Thursday, September 9, 2010
Brandy Friday: Delamain Cognac
It's been a while since we had a Brandy Friday, but now that we are heading into fall, I thought it would be a good time to taste some Cognac.
Delamain is a Cognac firm founded by an Irishman in 1762 which is still family owned. Delamain is a negociant (what we would call in whiskey an independent bottler) which means they purchase and bottle Cognac but do not distill it themselves. They specialize in very aged Cognacs and have been dealing with some of their source distillers for over a century.
I tried three of the Delamain series, all of which are 40% alcohol and made from brandies from the Grand Champagne region. The prices listed below are for 750 ml bottles, but the sampler pictured above contains 200 ml bottles of each brandy. I don't know if the sampler is still being made, but last time I checked, it was still on the shelf at Wine & Liquor Depot for around $90, which as you can see from the prices below, is a great deal.

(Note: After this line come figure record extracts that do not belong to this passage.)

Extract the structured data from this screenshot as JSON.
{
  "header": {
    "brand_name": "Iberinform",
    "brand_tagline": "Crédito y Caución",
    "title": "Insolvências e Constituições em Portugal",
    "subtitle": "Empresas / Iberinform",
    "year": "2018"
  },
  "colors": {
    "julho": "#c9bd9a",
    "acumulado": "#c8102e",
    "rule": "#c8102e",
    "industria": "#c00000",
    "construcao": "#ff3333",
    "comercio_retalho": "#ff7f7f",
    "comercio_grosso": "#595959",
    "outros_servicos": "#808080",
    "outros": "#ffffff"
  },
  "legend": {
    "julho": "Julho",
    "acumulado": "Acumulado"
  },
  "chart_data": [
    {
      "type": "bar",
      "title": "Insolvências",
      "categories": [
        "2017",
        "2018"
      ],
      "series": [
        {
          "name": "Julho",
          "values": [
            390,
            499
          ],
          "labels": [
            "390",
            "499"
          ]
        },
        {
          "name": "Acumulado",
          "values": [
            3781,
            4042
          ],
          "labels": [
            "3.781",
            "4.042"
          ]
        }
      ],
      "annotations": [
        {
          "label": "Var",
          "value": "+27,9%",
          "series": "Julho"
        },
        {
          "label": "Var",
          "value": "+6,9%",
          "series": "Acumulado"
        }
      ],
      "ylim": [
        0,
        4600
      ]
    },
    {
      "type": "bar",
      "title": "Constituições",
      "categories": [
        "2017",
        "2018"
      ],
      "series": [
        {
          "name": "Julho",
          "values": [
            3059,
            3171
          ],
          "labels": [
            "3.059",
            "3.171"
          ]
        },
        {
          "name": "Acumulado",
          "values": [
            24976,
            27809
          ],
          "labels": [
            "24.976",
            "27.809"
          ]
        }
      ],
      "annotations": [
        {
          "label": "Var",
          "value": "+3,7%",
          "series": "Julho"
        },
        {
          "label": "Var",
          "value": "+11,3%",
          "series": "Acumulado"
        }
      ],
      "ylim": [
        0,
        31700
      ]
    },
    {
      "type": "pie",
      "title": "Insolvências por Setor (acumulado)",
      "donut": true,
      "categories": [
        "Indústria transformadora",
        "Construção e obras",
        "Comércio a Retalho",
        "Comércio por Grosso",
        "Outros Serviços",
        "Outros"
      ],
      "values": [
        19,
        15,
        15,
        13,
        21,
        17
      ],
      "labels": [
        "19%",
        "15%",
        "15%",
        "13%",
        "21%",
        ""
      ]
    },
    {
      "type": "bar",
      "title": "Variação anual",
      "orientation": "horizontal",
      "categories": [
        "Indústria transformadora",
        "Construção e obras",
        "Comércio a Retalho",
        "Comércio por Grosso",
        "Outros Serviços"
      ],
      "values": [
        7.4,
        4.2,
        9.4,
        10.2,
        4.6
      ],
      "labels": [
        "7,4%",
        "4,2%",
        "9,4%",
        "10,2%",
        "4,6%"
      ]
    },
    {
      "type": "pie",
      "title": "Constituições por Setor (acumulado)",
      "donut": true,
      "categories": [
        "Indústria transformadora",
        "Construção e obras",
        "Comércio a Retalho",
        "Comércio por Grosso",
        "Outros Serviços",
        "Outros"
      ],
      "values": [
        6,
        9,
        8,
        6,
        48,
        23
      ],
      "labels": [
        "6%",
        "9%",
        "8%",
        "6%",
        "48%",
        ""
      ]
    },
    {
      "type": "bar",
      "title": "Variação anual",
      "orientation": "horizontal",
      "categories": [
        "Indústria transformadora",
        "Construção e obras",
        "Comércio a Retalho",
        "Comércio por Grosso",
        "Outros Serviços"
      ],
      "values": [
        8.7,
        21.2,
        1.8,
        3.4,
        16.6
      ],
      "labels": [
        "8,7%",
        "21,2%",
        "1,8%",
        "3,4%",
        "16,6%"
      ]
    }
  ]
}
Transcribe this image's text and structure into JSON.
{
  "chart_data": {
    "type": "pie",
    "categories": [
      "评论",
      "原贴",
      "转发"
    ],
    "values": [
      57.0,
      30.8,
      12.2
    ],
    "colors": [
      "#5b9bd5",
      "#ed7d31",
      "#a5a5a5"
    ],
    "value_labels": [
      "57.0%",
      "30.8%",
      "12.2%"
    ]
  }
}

Delamain Pale & Dry XO ($80).
This is actually the youngest Cognac in the Delamain line. The nose is light and fruity with raisin notes. I was expecting sweetness based on the nose but the palate is surprisingly dry and a bit oaky with some sweetness on the tail.
After a promising nose, it's a bit flat.
Delamain Vesper ($135).
This one has a rich, beautiful nose with a great balance of fruit (grape and pear) and oak, comparable to a great Bourbon nose. The palate on this one starts with sweet caramel and then strong, acidic, fruity notes which continue to develop into the finish. This one is extremely drinkable.
Delamain Tres Venerable ($270)
Even richer in the nose than the Vespers, the Tres Venerable nose is sweet but less fruity with some good oak and polished wood character. The palate is delicate with a strong wine grape flavor and then sweetness; wood comes out on the finish. This one has a very nice balance of fruit, sugar and wood and keeps calling me back for more.
I wasn't thrilled with the XO but very much enjoyed the Delamain Vespers and Tres Venerable. However, on a price to quality ratio, you'd probably be better off with a Germain-Robin or Jean Fillioux. If you do want to experience the Delamains, the sampler is definitely a good way to go.